ETSU/Eastman Valleybrook Campus
ETSU’s Valleybrook Campus is comprised of a 72,000 square-foot facility located on 144 acres off of Pickens Road in Gray, Tennessee. The facility includes state of the art labs, office space, and outdoor space. The Department of Geosciences has multiple preparation labs, offices, and storage spaces inside, and operates the ETSU Valleybrook Outdoor Soil and Water Research Lab on the facility grounds. This lab consists of two gully systems on an eroding hillslope, a groundwater well, and a Davis Vantage Pro weather station. The weather station logs current conditions at 5-minute intervals, and the data are archived on a desktop computer on site and broadcast in real time to WeatherUnderground (https://www.wunderground.com/personal-weather-station/dashboard?ID=KTNJONES12). A second weather station is located on the main ETSU campus in front of Ross Hall, and data are also archived on site and broadcast in real time to WeatherUnderground (https://www.wunderground.com/personal-weather-station/dashboard?ID=KTNJOHNS46#history).

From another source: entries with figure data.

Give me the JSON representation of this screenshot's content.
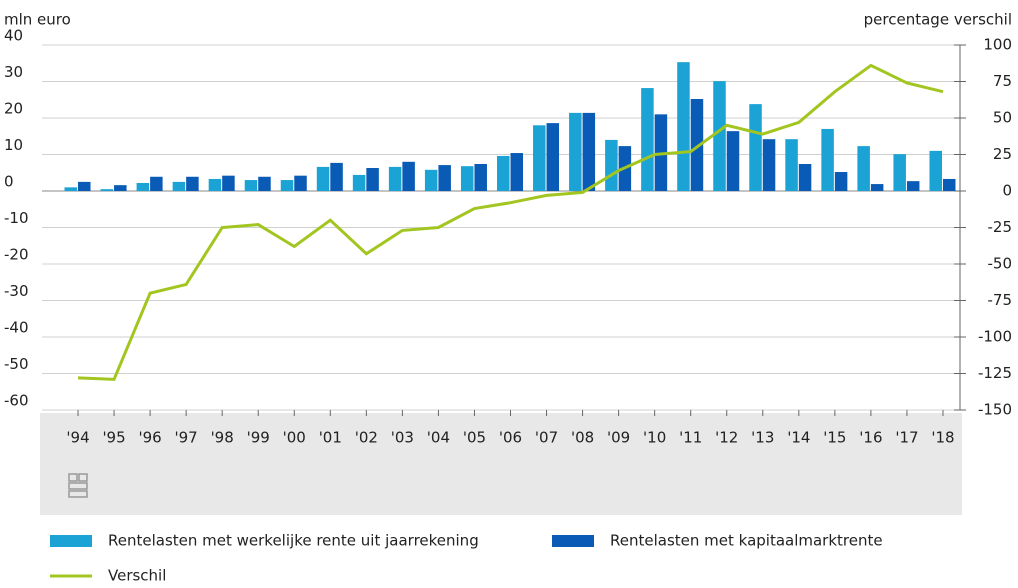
{
  "chart_data": {
    "type": "bar",
    "y_label": "mln euro",
    "y2_label": "percentage verschil",
    "categories": [
      "'94",
      "'95",
      "'96",
      "'97",
      "'98",
      "'99",
      "'00",
      "'01",
      "'02",
      "'03",
      "'04",
      "'05",
      "'06",
      "'07",
      "'08",
      "'09",
      "'10",
      "'11",
      "'12",
      "'13",
      "'14",
      "'15",
      "'16",
      "'17",
      "'18"
    ],
    "ylim": [
      -60,
      40
    ],
    "yticks": [
      -60,
      -50,
      -40,
      -30,
      -20,
      -10,
      0,
      10,
      20,
      30,
      40
    ],
    "y2lim": [
      -150,
      100
    ],
    "y2ticks": [
      -150,
      -125,
      -100,
      -75,
      -50,
      -25,
      0,
      25,
      50,
      75,
      100
    ],
    "grid": true,
    "series": [
      {
        "name": "Rentelasten met werkelijke rente uit jaarrekening",
        "type": "bar",
        "color": "#1aa3d4",
        "values": [
          1,
          0.5,
          2.2,
          2.5,
          3.3,
          3,
          3,
          6.6,
          4.4,
          6.6,
          5.8,
          6.8,
          9.6,
          18,
          21.4,
          14,
          28.2,
          35.3,
          30.1,
          23.8,
          14.2,
          17,
          12.3,
          10.1,
          11
        ]
      },
      {
        "name": "Rentelasten met kapitaalmarktrente",
        "type": "bar",
        "color": "#0a5bb5",
        "values": [
          2.5,
          1.6,
          3.9,
          3.9,
          4.2,
          3.9,
          4.2,
          7.7,
          6.3,
          8,
          7.1,
          7.4,
          10.4,
          18.6,
          21.4,
          12.3,
          21,
          25.2,
          16.4,
          14.2,
          7.4,
          5.2,
          1.9,
          2.7,
          3.3
        ]
      },
      {
        "name": "Verschil",
        "type": "line",
        "axis": "y2",
        "color": "#a3c520",
        "values": [
          -128,
          -129,
          -70,
          -64,
          -25,
          -23,
          -38,
          -20,
          -43,
          -27,
          -25,
          -12,
          -8,
          -3,
          -1,
          14,
          25,
          27,
          45,
          39,
          47,
          68,
          86,
          74,
          68
        ]
      }
    ]
  }
}
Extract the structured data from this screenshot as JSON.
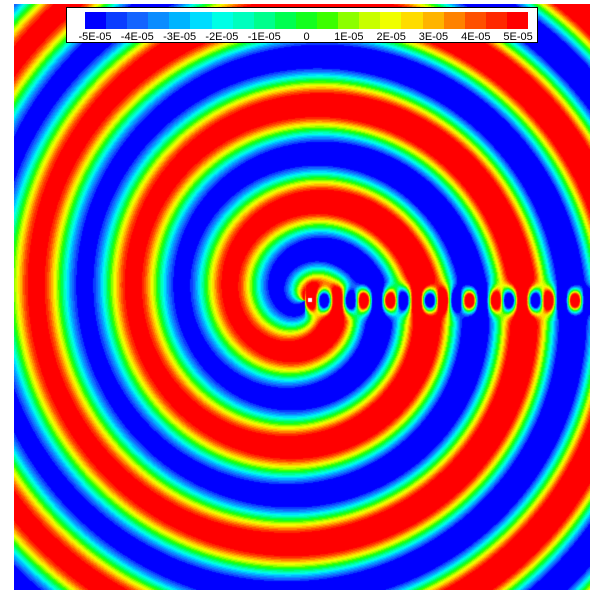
{
  "colorbar": {
    "labels": [
      "-5E-05",
      "-4E-05",
      "-3E-05",
      "-2E-05",
      "-1E-05",
      "0",
      "1E-05",
      "2E-05",
      "3E-05",
      "4E-05",
      "5E-05"
    ],
    "colors": [
      "#0000ff",
      "#0a3cff",
      "#1464ff",
      "#0a8cff",
      "#00b4ff",
      "#00dcff",
      "#00ffe6",
      "#00ffbe",
      "#00ff8c",
      "#00ff50",
      "#14ff1e",
      "#3cff00",
      "#8cff00",
      "#c8ff00",
      "#f0ff00",
      "#ffdc00",
      "#ffb400",
      "#ff8200",
      "#ff5000",
      "#ff2800",
      "#ff0000"
    ]
  },
  "plot": {
    "type": "contour",
    "range": [
      -5e-05,
      5e-05
    ]
  }
}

Laboratory for Advanced Methods in Paleoecology and Chronometry (Valleybrook): LAMPEC provides research facilities for conducting a variety of geochemical and chronometric analyses in support of paleontological research programs. Currently, the lab hosts active stable isotope and archaeomagnetic research programs. Training in laboratory techniques using existing equipment is available to interested ETSU students and visiting researchers. Laboratory capacities include: Wet lab facilities for preparing stable isotope samples and analyzing oriented sediment samples for archaeomagnetic dating. Facilities for a broad variety of geochemical sample preparation that includes many different geological and biological materials (e.g., bone, enamel, guano, sediment/rock, and preserved soft tissue) for many different analyses (e.g., stable isotopes, trace elements, 14C dating, electron microscopy). A Schonstedt spinner magnetometer and AC demagnetizer for the purpose of analyzing samples for archaeomagnetic dating.